Layer 7 Technologies enhances its XML network appliances' operating system.

Layer 7 Technologies upgraded the operating system of its XML network appliances, adding features that let users apply consistent security policies across clusters of devices.

Layer 7 Technologies last week upgraded the operating system of its XML network appliances, adding features that let users apply consistent security policies across clusters of devices.

Layer 7 makes a family of XML gateway products that compete with similar XML processing devices from vendors such as DataPower (which IBM acquired last year), Forum Systems and Reactivity. Its flagship product is the SecureSpan XML Gateway, a security and network appliance that offloads the inspection and processing of XML traffic from application servers.

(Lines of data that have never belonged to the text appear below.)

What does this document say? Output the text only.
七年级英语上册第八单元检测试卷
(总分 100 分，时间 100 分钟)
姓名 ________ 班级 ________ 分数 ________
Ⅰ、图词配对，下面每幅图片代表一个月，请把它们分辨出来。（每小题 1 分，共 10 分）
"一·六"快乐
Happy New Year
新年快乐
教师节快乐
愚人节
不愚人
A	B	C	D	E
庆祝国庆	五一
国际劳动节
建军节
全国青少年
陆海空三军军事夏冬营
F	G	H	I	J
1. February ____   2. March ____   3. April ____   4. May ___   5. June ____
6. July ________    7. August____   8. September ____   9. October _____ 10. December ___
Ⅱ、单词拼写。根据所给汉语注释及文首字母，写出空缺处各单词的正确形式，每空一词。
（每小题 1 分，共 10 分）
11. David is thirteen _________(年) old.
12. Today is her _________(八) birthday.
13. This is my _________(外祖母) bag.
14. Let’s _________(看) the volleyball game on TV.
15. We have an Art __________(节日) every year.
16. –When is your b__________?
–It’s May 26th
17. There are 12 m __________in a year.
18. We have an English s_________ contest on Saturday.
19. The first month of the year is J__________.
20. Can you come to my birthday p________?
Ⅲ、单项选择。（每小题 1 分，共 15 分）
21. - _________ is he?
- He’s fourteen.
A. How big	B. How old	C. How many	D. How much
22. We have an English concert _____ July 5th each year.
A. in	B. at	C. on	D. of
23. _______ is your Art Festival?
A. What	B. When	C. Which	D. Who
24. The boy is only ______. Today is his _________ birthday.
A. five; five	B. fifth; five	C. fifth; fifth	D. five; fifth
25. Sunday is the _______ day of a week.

Among XML processing vendors, Layer 7 emphasizes policy management, says Ron Schmelzer, a senior analyst at research firm Zapthink. With the SecureSpan XML Gateway, users define content-screening policies to protect against malicious code, or establish rules laying out what’s required to validate the authority, for example, of an application requesting access to certain data.

Version 3.5 of Layer 7’s Security operating system has features tuned for multidevice deployments. With the new devices, users replicate policies automatically and maintain session persistence across clusters, for example. In previous versions, users had to apply policies manually across multiple gateways.

“There was limited ability to do clustering, but it was very manual. Whenever you have manual configuration of devices in a cluster, you introduce management and security issues,” says Dimitri Sirota, vice president of marketing and alliances at Layer 7. For example, if policies were applied across devices inconsistently, a device with an outdated or missing rule might open a gap a hacker could exploit.

In addition, previous versions didn’t let users implement some Web services standards – such as the WS-Secure Conversation specification, which defines mechanisms for establishing and sharing security contexts – across a cluster because the devices weren’t able to support persistent sessions.

As XML firewalls and gateways become more popular, users are looking for scalability and manageability improvements, Schmelzer says. In particular, as XML specifications mature and become broadly deployed, users want to do more automated policy management across devices. “Before, the specs weren’t widely adopted, so configuration was all very application-proprietary. There wasn’t any exchangeable metadata,” Schmelzer says. “Now there is metadata that can be exchanged.”

Version 3.5 also adds tools for making configuration changes and monitoring XML traffic and device availability across multiple gateways. Users view traffic loads and track the performance of Web services, as well as feed the management data to third-party platforms from CA and HP, Sirota says.

Layer 7 displayed its retooled appliances with partner Tarari at Interop Las Vegas. The SecureSpan XML Gateway uses Tarari’s chips to accelerate certain XML processing steps. Layer 7 devices featuring the upgraded operating system start at $60,000.